Mis à jour le 4 janv. 2019
AGENCE FRANCE-PRESSE

Google, filiale d'Alphabet Inc., a ainsi transféré vers ce qui est considéré comme un paradis fiscal, 4 milliards de plus par rapport à 2016.

Ces chiffres sont issus des comptes annuels de la société basée aux Pays-Bas Google Netherlands Holding, déposés à la Chambre de commerce néerlandaise à la fin de l'année 2018.

La technique d'optimisation fiscale utilisée, composée du « Double Irish » (le « double Irlandais ») et du « Dutch Sandwich » (le « sandwich néerlandais »), consiste à transférer des revenus d'une filiale irlandaise vers une entreprise néerlandaise sans employé, et ensuite vers une boîte aux lettres aux Bermudes possédée par une autre société enregistrée en Irlande.
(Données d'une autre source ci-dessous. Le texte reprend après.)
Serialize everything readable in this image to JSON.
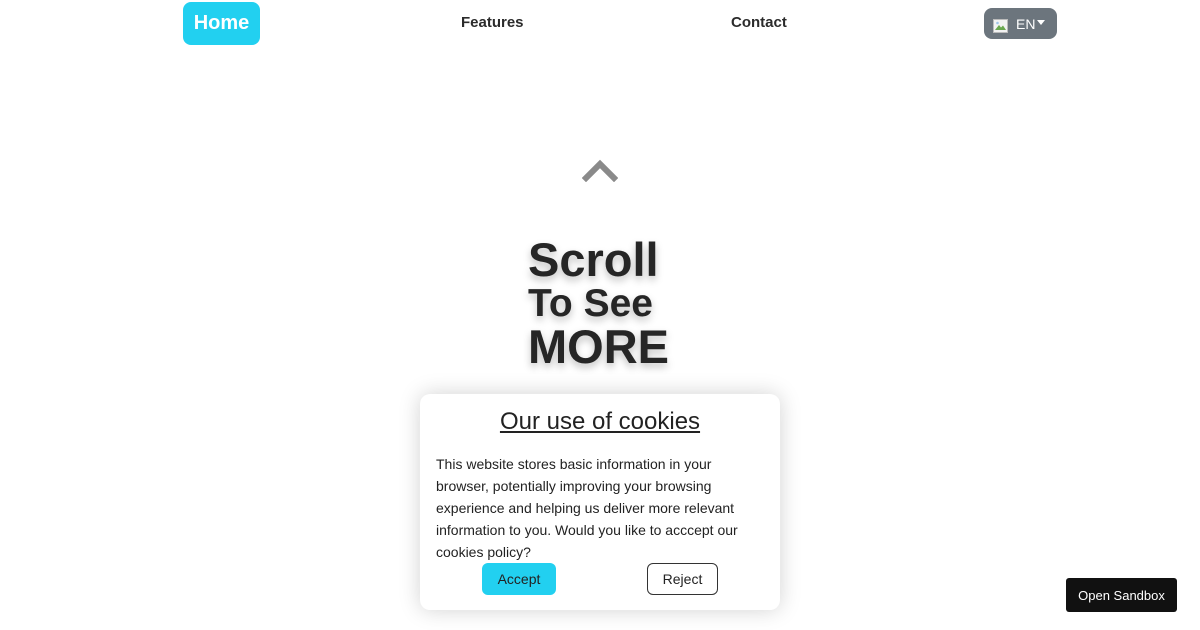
{
  "nav": {
    "home_label": "Home",
    "features_label": "Features",
    "contact_label": "Contact",
    "language": {
      "label": "EN",
      "icon": "flag-icon"
    }
  },
  "hero": {
    "scroll_icon": "chevron-up-icon",
    "line1": "Scroll",
    "line2": "To See",
    "line3": "MORE"
  },
  "cookie_banner": {
    "title": "Our use of cookies",
    "text": "This website stores basic information in your browser, potentially improving your browsing experience and helping us deliver more relevant information to you. Would you like to acccept our cookies policy?",
    "accept_label": "Accept",
    "reject_label": "Reject"
  },
  "sandbox_button_label": "Open Sandbox",
  "colors": {
    "accent": "#22d0f0",
    "lang_button": "#6c757d",
    "sandbox_button": "#111111"
  }
}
« Nous payons toutes les taxes que nous devons et nous conformons aux règles fiscales de tous les pays dans lesquels nous opérons à travers le monde », a indiqué Google dans un communiqué.

« Google, comme d'autres sociétés multinationales, s'acquitte de l'essentiel de ses impôts sur les bénéfices dans son pays d'origine et nous avons réglé un taux d'impôt effectif mondial de 26 % au cours des 10 dernières années », a ajouté le géant américain.

Google, mais aussi Apple, Facebook et Amazon - l'ensemble étant souvent désigné sous l'acronyme GAFA -, sont régulièrement accusés de pratiquer l'optimisation fiscale grâce à des montages financiers.

Ces entreprises transfèrent des bénéfices réalisés dans toute l'UE dans un seul État membre, comme l'Irlande ou le Luxembourg, où elles bénéficient d'un taux d'imposition avantageux.